Para ele, o problema não está apenas nos rápidos
cursos de alfabetização de adultos, mas também
na escolha de um método ultrapassado para alfabetizar
as crianças. "Não adianta combater o analfabetismo
adulto se não for corrigido o problema lá embaixo",
afirmou Oliveira.
O secretário extraordinário de erradicação
do analfabetismo do Ministério da Educação,
João Luiz Homem de Carvalho, afirmou que uma pesquisa
qualitativa feita pelo ministério neste ano já
havia demonstrado que um grupo significativo de analfabetos
teve alguma experiência escolar.
"Muitos analfabetos contaram que foram à escola,
mas que, por diversas razões, tiveram que abandonar
os estudos. O motivo mais comum do abandono era a necessidade
de trabalhar na roça", relatou Carvalho.
Para o secretário, além do abandono da escola
para trabalhar, a estatística de analfabetos é
engrossada por brasileiros que chegaram a aprender a ler e
escrever, mas que, por falta de uso ou de continuidade das
políticas públicas de acesso à educação,
acabaram voltando a ser iletrados.
Além disso, ele aponta o problema de cursos de alfabetização
malfeitos. "Há cursos de alfabetização
que não são suficientes para ensinar a pessoa
a ler e escrever, da mesma maneira que existem também
cursos superiores que não preparam bem o aluno."

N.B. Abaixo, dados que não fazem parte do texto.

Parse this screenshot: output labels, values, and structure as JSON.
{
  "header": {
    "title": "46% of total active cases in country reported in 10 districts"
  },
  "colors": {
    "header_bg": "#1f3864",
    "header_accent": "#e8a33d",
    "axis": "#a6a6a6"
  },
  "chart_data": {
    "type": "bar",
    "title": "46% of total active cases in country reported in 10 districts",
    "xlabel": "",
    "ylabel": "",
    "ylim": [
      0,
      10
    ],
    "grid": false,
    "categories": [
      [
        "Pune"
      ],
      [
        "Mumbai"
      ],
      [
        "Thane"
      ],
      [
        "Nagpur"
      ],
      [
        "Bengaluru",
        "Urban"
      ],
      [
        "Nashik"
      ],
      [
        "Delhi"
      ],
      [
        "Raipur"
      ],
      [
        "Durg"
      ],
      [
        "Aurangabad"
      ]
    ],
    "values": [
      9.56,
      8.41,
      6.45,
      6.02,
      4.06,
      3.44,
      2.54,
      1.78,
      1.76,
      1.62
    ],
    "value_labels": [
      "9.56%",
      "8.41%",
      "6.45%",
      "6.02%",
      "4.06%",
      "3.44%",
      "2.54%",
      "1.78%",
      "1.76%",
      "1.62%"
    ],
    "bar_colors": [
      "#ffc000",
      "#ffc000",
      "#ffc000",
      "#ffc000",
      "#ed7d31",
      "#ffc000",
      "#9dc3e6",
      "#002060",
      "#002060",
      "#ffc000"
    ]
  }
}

Na avaliação de Maria Clara Di Pierro, assessora
de políticas públicas da ONG Ação
Educativa, o resultado do levantamento do Inep não
surpreende.
"Todas as pesquisas têm mostrado que a alfabetização
é um processo contínuo, que não pode
acontecer de forma instantânea. Os dados desse cruzamento
reafirmam que é importante investir no primeiro passo
da alfabetização, mas é preciso que o
poder público garanta a continuidade dos estudos",
afirmou.
Segundo Pierro, os estudos que a Ação Educativa
vem fazendo com o Instituto Paulo Montenegro (ligado ao Ibope)
indicam também que uma parcela significativa (37%)
dos trabalhadores brasileiros não precisa da leitura
para executar suas funções no trabalho, o que
indica que os profissionais com pouca qualificação
têm mais dificuldade para aplicar o conhecimento adquirido
com a alfabetização em seu cotidiano.